Annaud en seigneur
Pourtant Berlin refuse de s'avouer vaincue. Sony y a construit son siège
européen, à deux pas la Berlinale. Et Vivendi conserve encore quelques
temps les fameux studios Babelsberg.
Un quart de la production audiovisuelle allemande se tourne à Berlin. Si la
TV a investit la MediaCity d'Adlershof, le cinéma a préféré l'héritage de
la citadelle Babelsberg, dans les environs champêtres de Postdam. Plus de
100 firmes travaillent autour. Une superbe école de ciné ultra-moderne
verra le jour dans l'année. Cité dédiée au cinéma, Babelsberg a récemment
érigé un bâtiment consacré aux effets spéciaux et numériques (studio DVDŠ),
le F/X center. Il héberge aussi une des salles de cinéma du studio.

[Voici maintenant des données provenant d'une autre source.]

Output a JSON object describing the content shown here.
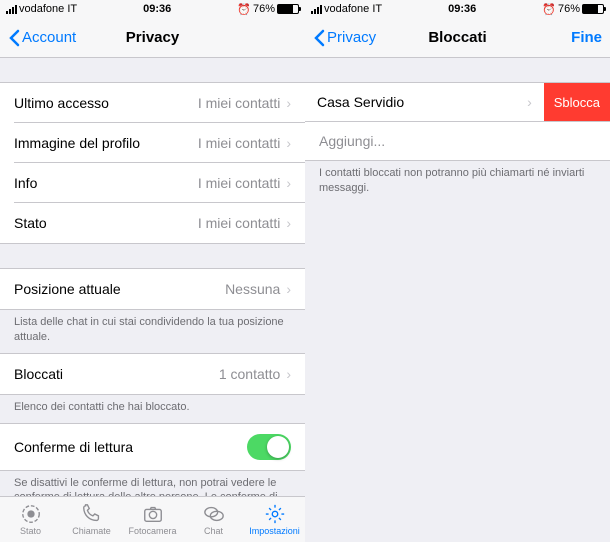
{
  "status": {
    "carrier": "vodafone IT",
    "time": "09:36",
    "battery": "76%"
  },
  "left": {
    "nav": {
      "back": "Account",
      "title": "Privacy"
    },
    "rows": {
      "lastseen": {
        "label": "Ultimo accesso",
        "value": "I miei contatti"
      },
      "photo": {
        "label": "Immagine del profilo",
        "value": "I miei contatti"
      },
      "info": {
        "label": "Info",
        "value": "I miei contatti"
      },
      "status": {
        "label": "Stato",
        "value": "I miei contatti"
      },
      "live": {
        "label": "Posizione attuale",
        "value": "Nessuna",
        "caption": "Lista delle chat in cui stai condividendo la tua posizione attuale."
      },
      "blocked": {
        "label": "Bloccati",
        "value": "1 contatto",
        "caption": "Elenco dei contatti che hai bloccato."
      },
      "receipts": {
        "label": "Conferme di lettura",
        "caption": "Se disattivi le conferme di lettura, non potrai vedere le conferme di lettura delle altre persone. Le conferme di lettura vengono sempre inviate per le chat di gruppo."
      }
    },
    "tabs": {
      "status": "Stato",
      "calls": "Chiamate",
      "camera": "Fotocamera",
      "chat": "Chat",
      "settings": "Impostazioni"
    }
  },
  "right": {
    "nav": {
      "back": "Privacy",
      "title": "Bloccati",
      "done": "Fine"
    },
    "contact": "Casa Servidio",
    "unblock": "Sblocca",
    "add": "Aggiungi...",
    "caption": "I contatti bloccati non potranno più chiamarti né inviarti messaggi."
  }
}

Evidemment, entre les bâtiments de brique et une rue de Berlin entièrement
reconstituée (26 façades), le plateau Marlene Dietrich impose sa structure
grise et gigantesque. Pas loin, des artisans travaillent à des objets ou
des décors du film de Jean-Jacques Annaud. " Enemy of the Gates " retrace
la bataille de Stalingrad, avec le plus gros budget de l'histoire du cinéma
européen (500 millions de FF). Jude Law et Joseph Fiennes en sont les deux
héros. Le tournage était en pause alors que des menuisiers reconstituaient
la vieille ville de Stalingrad.
90 ans après sa naissance, Babelsberg, qui fut un temps le plus grand
studio du vieux continent, a vu naître Metropolis de Fritz Lang ou encore
Carmen d'Ernst Lubitsch. En ajoutant un studio de son en 1929, Babelsberg
accoucha en 1930 de l'Ange Bleu de Von Sternberg, avec Dietrich. C'est le
plus gros succès de l'histoire du studio.
Depuis Berlin a servi de décor pour des films d'espionnage ; Belmondo et
Indiana Jones y ont fait un détour musclé. Surtout ce fut le magnifique
théâtre d'une ode lyrique et esthétique signée Wenders, Les Ailes du Désir,
qui magnifie l'ancienne ville, divisée en deux, déchue de son statut de
capitale...
En construction
Berlin ressemble à un immense chantier. Des grues dans le ciel, des
immeubles inachevés, du moderne pour lifter le stalinien, des trous béants,
Berlin y perd sa géographie. Ville entre deux époques, effaçant la
cicatrice la guerre froide, amnésiant sa mémoire, hésitant à passer le cap
du millénaire, Berlin se projette dans le siècle prochain en essayant de
devenir l'un des pôles cinématographiques et de divertissement européens.
Le web n'a pas envahit les affiches publicitaires. Les berlinois ne sont
pas scotchés à leurs cellulaires. Les métros sont vieux et jaunes. Il y a
un contraste époustouflant entre Berlin Est et les nouveaux quartiers. Il y
a ceux qui accueillent la 607 de Peugeot, les Galeries Lafayette, les pubs
d'NRJ uniformisation, quand tu nous tiens.
Berlin cherche à ressembler à un décor - plateau ? - de cinéma. Et la
Berlinale lui apporte stars, films et dollars. C'est en fait la seule
grande ville d'Europe qui réunit toute la chaîne du cinéma, des studios à
un festival majeur.
50 ans de culture dans un contexte politique mouvementé, au milieu d'un
pays peu reconnu pour sa cinéphilie, c'est un acte de résistance, de
bravoure; tel un Ours face à un Ogre hollywoodien.